(CNN Business)Uber wants to start testing its self-driving cars again, seven months after one of its vehicles struck and killed a pedestrian in Arizona.
The company shut down all of its self-driving car tests and underwent an internal review and external investigations following the crash in Tempe, Arizona.
Cars will now have two employees in the front seat to act as “back-up” drivers for the automated systems. Uber calls these employees “mission specialists.” Other safety improvements include outside monitoring of the back-up drivers, and additional screenings of applicants, according to the safety report.
“We are deeply regretful for the crash in Tempe, Arizona, this March. In the hours following, we grounded our self-driving fleets in every city they were operating,” said CEO Dara Khosrowshahi in a letter included in the report. “In the months since, we have undertaken a top-to-bottom review of ATG’s safety approaches, system development, and culture.”

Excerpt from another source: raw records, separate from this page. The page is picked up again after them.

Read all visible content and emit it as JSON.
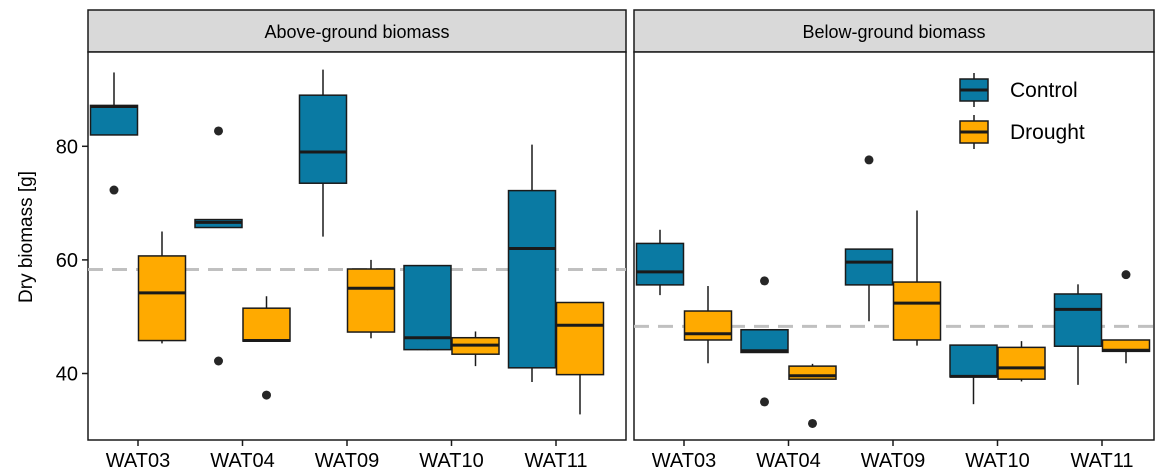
{
  "chart_data": {
    "type": "boxplot",
    "ylabel": "Dry biomass [g]",
    "yticks": [
      40,
      60,
      80
    ],
    "ylim": [
      29,
      100
    ],
    "categories": [
      "WAT03",
      "WAT04",
      "WAT09",
      "WAT10",
      "WAT11"
    ],
    "legend": {
      "position": "top-right",
      "entries": [
        {
          "name": "Control",
          "color": "#0a7aa3"
        },
        {
          "name": "Drought",
          "color": "#ffaa00"
        }
      ]
    },
    "reference_line_color": "#c0c0c0",
    "panels": [
      {
        "title": "Above-ground biomass",
        "reference_line": 58.3,
        "groups": [
          {
            "category": "WAT03",
            "series": "Control",
            "whisker_low": 82,
            "q1": 82,
            "median": 87,
            "q3": 87.2,
            "whisker_high": 93,
            "outliers": [
              72.3
            ]
          },
          {
            "category": "WAT03",
            "series": "Drought",
            "whisker_low": 45.3,
            "q1": 45.8,
            "median": 54.2,
            "q3": 60.7,
            "whisker_high": 65,
            "outliers": []
          },
          {
            "category": "WAT04",
            "series": "Control",
            "whisker_low": 65.7,
            "q1": 65.7,
            "median": 66.6,
            "q3": 67.1,
            "whisker_high": 67.1,
            "outliers": [
              82.7,
              42.2
            ]
          },
          {
            "category": "WAT04",
            "series": "Drought",
            "whisker_low": 45.7,
            "q1": 45.7,
            "median": 45.8,
            "q3": 51.5,
            "whisker_high": 53.6,
            "outliers": [
              36.2
            ]
          },
          {
            "category": "WAT09",
            "series": "Control",
            "whisker_low": 64.1,
            "q1": 73.5,
            "median": 79,
            "q3": 89,
            "whisker_high": 93.5,
            "outliers": []
          },
          {
            "category": "WAT09",
            "series": "Drought",
            "whisker_low": 46.2,
            "q1": 47.3,
            "median": 55,
            "q3": 58.4,
            "whisker_high": 60,
            "outliers": []
          },
          {
            "category": "WAT10",
            "series": "Control",
            "whisker_low": 44.1,
            "q1": 44.2,
            "median": 46.3,
            "q3": 59,
            "whisker_high": 59,
            "outliers": []
          },
          {
            "category": "WAT10",
            "series": "Drought",
            "whisker_low": 41.3,
            "q1": 43.4,
            "median": 45,
            "q3": 46.3,
            "whisker_high": 47.4,
            "outliers": []
          },
          {
            "category": "WAT11",
            "series": "Control",
            "whisker_low": 38.5,
            "q1": 41,
            "median": 62,
            "q3": 72.2,
            "whisker_high": 80.3,
            "outliers": []
          },
          {
            "category": "WAT11",
            "series": "Drought",
            "whisker_low": 32.8,
            "q1": 39.8,
            "median": 48.5,
            "q3": 52.5,
            "whisker_high": 52.5,
            "outliers": []
          }
        ]
      },
      {
        "title": "Below-ground biomass",
        "reference_line": 48.3,
        "groups": [
          {
            "category": "WAT03",
            "series": "Control",
            "whisker_low": 53.8,
            "q1": 55.6,
            "median": 57.9,
            "q3": 62.9,
            "whisker_high": 65.3,
            "outliers": []
          },
          {
            "category": "WAT03",
            "series": "Drought",
            "whisker_low": 41.8,
            "q1": 45.9,
            "median": 47,
            "q3": 51,
            "whisker_high": 55.4,
            "outliers": []
          },
          {
            "category": "WAT04",
            "series": "Control",
            "whisker_low": 43.7,
            "q1": 43.7,
            "median": 44,
            "q3": 47.7,
            "whisker_high": 47.7,
            "outliers": [
              56.3,
              35
            ]
          },
          {
            "category": "WAT04",
            "series": "Drought",
            "whisker_low": 39,
            "q1": 39,
            "median": 39.6,
            "q3": 41.3,
            "whisker_high": 41.7,
            "outliers": [
              31.2
            ]
          },
          {
            "category": "WAT09",
            "series": "Control",
            "whisker_low": 49.2,
            "q1": 55.6,
            "median": 59.6,
            "q3": 61.9,
            "whisker_high": 61.9,
            "outliers": [
              77.6
            ]
          },
          {
            "category": "WAT09",
            "series": "Drought",
            "whisker_low": 44.9,
            "q1": 45.9,
            "median": 52.4,
            "q3": 56.1,
            "whisker_high": 68.7,
            "outliers": []
          },
          {
            "category": "WAT10",
            "series": "Control",
            "whisker_low": 34.6,
            "q1": 39.4,
            "median": 39.5,
            "q3": 45,
            "whisker_high": 45,
            "outliers": []
          },
          {
            "category": "WAT10",
            "series": "Drought",
            "whisker_low": 38.6,
            "q1": 39,
            "median": 41,
            "q3": 44.6,
            "whisker_high": 45.7,
            "outliers": []
          },
          {
            "category": "WAT11",
            "series": "Control",
            "whisker_low": 38,
            "q1": 44.8,
            "median": 51.3,
            "q3": 54,
            "whisker_high": 55.7,
            "outliers": []
          },
          {
            "category": "WAT11",
            "series": "Drought",
            "whisker_low": 41.8,
            "q1": 43.9,
            "median": 44.1,
            "q3": 45.9,
            "whisker_high": 45.9,
            "outliers": [
              57.4
            ]
          }
        ]
      }
    ]
  }
}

An Uber vehicle in self-driving mode hit and killed 49-year-old pedestrian Elaine Herzberg in March while she was crossing a road at night. The Uber back-up driver was likely watching “The Voice” on her phone at the time of the incident, according to a police report.
The company plans to resume its self-driving program starting with manual driving in Pittsburgh, meaning drivers are in charge of the car. The idea is to collect data about the area where the same cars will be tested using automated systems. The company’s self-driving cars are all Volvo SUVs that have been customized with hardware like Lidar, sensors and cameras.
The company has filed its request to test in Pennsylvania with the state’s transportation department, which has not yet approved the application. Waymo, Google’s self-driving car division, is already testing self-driving car systems in the state.